# Disque dur externe de bureau ou portable ?



## Blinicorki (2 Septembre 2013)

Bonsoir à tous,

Je me dispose d'un iMac 27" ayant 1To d'espace (à la base) mais aujourd'hui il ne me reste plus que 200Go. Je dispose d'un certain nombre de fichier vidéos qui prennent de la place (tout les footages GoPro...). Je souhaite donc m'acheter un disque dur externe pour y placer toutes mes vidéos et ainsi libérer de la place sur l'ordinateur.

Ma question est : vaut-il mieux acheter un disque dur externe de bureau ou un portable ?
Comment cela se passe-t-il au niveau des performances ? Les portables sont moins biens ?

Merci

P.S : J'ai un iMac" de mi-2010 donc j'ai seulement des ports usb 2.0 et je ne dispose pas de Thunderbolt.


----------



## Oizo (3 Septembre 2013)

Bonjour,

Un disque dur portable est en général à 5400 tours/minute (2,5"), pour de la sauvegarde c'est très bien, mais si tu utilises ton disque dur en fixe et que tu accèdes régulièrement aux vidéos qui s'y trouvent il vaut mieux prendre un 3,5" à 7200 tours/minute.

Attention cependant au fait de laisser tes fichiers sur un seul support, un disque dur peut lâcher sans prévenir et toutes les données seront perdues ! Un disque dur supplémentaire en Time Machine ne sera pas de trop !


----------



## Mak2k2 (3 Septembre 2013)

Bonjour,

Un disque dur portable ou bureau? ça dépend de votre usage bien sur.

Si vous ne comptez pas à dépenser trop et vous n'avez pas besoin de le ramener partout, pensez à un bureau.
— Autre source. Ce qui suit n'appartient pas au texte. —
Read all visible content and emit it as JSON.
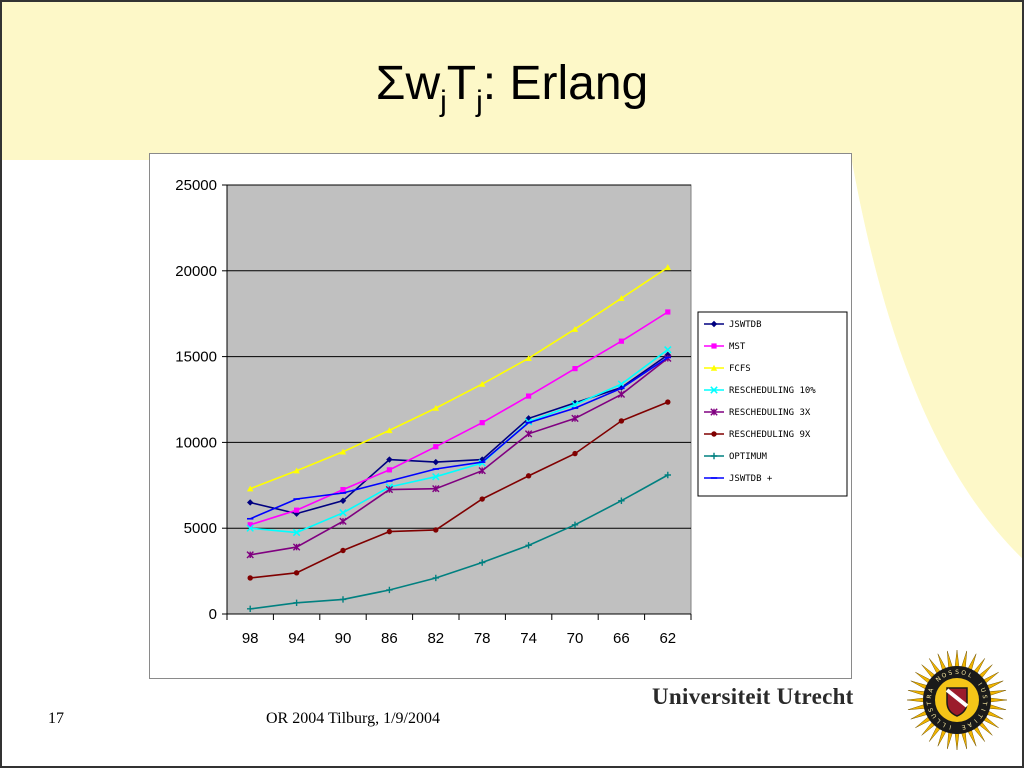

Mais on a quand même un problème pour trouver les boîtes de bonne qualité pour les disques durs bureaux, puisque c'est déjà obsolète et on gagne pas de marge pour ce genre de produit.

Donc, pour être bien rassuré je vous conseille de prendre un portable USB 3.0, qui est sans doute compatible avec les ports USB 2.0 (pour un débit plus faible).

Marques à recommander:
Western Digital (la série "My passport")
A-Data
Seagate

En terme de la performance, vous devez avoir une carte mère qui support USB 3.0 pour avoir un résultat optimal. En général, on a au moyen un débit de lecture de 55Mo/S écritures de 60Mo/s.


----------



## pascalformac (3 Septembre 2013)

questin souvent évoquée
(la recherche avant de créer un fil)

point important
l'alimentation du disque externe
2 types
*boitier avec son alimentation secteur
*boitier alimenté par l'ordinateur (via l'usb)

dans ton cas ( mac de bureau) le  choix est secondaire

mais coté portables c'est different
dd alimentés par usb  sucent la batterie de portable ou avoir des faiblesses si batterie portable presque vide

et les boitiers alimentés secteurs sont facilement démontables pour changer le disque dedans
en alimentésusb ca dépend
==
ps
 SI ton mac a des ports Firewire
il y a des boitiers (secteurs) avec Firewire
Firewire est plus rapide que USB2

et conseil usuel
formater le disque neuf soi même ( quelques secondes)
ne pas se fier au formatage en usine

ps
j'ai souvent transporté des boitiers alimenté secteur
faut juste  penser à prendre l'adaptateur


----------